Maybe a hundred years would do.

“Anyway, she’s… breathtaking.” That was one word for her, and Tony’s stomach flipped, a nauseating churn following the feeling. “I love her, Kate.”

“Now that’s a sentence I never thought I would hear from you, Tony.” Kate’s lips pressed together, arms crossed over her abdomen as she observed him in her usual manner even if there was nothing usual about the situation.

Tony could always count on Kate to treat him in that way. “Yeah, me neither,” Tony murmured as he turned to pick up his chair from the floor, hands fumbling with his attempts to do something that would take his mind off of what felt like heartbreak.

It wasn’t the first, but it was the biggest one.

A disaster that shouldn’t have-- 

No, he couldn’t regret Jeanne, even if he regretted the undercover part of it.

He loved her.

He _loves_ her, and he wasn’t afraid to admit it anymore. But…

“I told her,” Tony whispered. “About me. She left. I don’t know if she’s coming back, Kate.” Maybe it was karma. If Kate were alive, she would make a point to say that, rub it in his face until he would admit he kind of deserved it.

As it was, this Kate was just a figment of his imagination, a ghostly memory of what could have been.

And this Kate didn’t laugh at him.

“It’s a shock,” Kate murmured, empathizing with Jeanne as he thought she would. He couldn’t blame her; Jeanne was the innocent party involved, whereas Tony was something like a bad guy with good intentions. Or a good guy with bad intentions.

It was hard to tell, sometimes.

“I hurt her, Kate,” Tony muttered, a hand on his face, a nose stuck between his thumb and index finger. “I don’t know if it can ever be fixed.”

“There’s no fixing what’s already been done,” Kate said.

“Oh man, please don’t go all Obi-Wan on me. Or worse, Yoda. God knows what those two would say to me,” Tony groaned, and Kate sighed, her breath a harsh wheeze of pure exasperation.

It was a little like the old times, before everything had gone to hell after Tony had somewhat recuperated from the plague.

Before Kate had taken that bullet to her head.

“You should go, Kate,” he said, smiling at her as though that made any difference at all. _We both should._ “You’re missing out on all the fun parties in Heaven, y’know.”

“What makes you so sure—“

“Oh, please, like a good Catholic girl like you wouldn’t go to heaven.”

“I meant the parties.”

“Heaven without them would be boring, Kate, and I don’t wish boredom on your poor soul.”

“You’re as infuriating as always.” Kate rolled her eyes, shook her head, and Tony could almost smell the fruity fragrance Kate used to wear for work, or if she had come from Steve’s place.

“It’s part of my charm.” This time, his facial muscles didn’t ache as much as before, and the smile felt more genuine on his lips.

“You wish.” Kate’s smile was a little wider than his, just as genuine, and Tony tore his eyes away as another smile flickered in his memory, the one that had made his chest swell and put him at ease when he needed it the most.

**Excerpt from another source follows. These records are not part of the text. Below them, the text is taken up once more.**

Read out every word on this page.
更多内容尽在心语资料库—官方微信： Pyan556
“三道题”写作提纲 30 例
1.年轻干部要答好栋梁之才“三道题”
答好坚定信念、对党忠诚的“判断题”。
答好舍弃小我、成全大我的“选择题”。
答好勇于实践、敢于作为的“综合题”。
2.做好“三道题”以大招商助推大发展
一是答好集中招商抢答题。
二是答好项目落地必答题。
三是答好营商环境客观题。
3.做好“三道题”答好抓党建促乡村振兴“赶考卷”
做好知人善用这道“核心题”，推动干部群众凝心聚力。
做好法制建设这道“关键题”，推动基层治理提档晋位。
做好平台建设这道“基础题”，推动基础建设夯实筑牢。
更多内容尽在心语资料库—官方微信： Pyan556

 _I love you, Jeanne_ , he thought, with despair similar to what he had felt on the day he had first said the words to her.

When he lifted his gaze, Kate was gone as he had expected her to be. She hadn’t been there in the first place.

“Thanks,” he said regardless, the word soft against his lips and quiet to his ears.

He left not too long afterwards, steps heavy and loud in the silence of the office, with the tentative hope that when he woke up, things would be different.

But he knew better, after all the years on the job.

It wasn’t how things went; they didn’t always get better, and good things could get pulled away from you in one quick sweep.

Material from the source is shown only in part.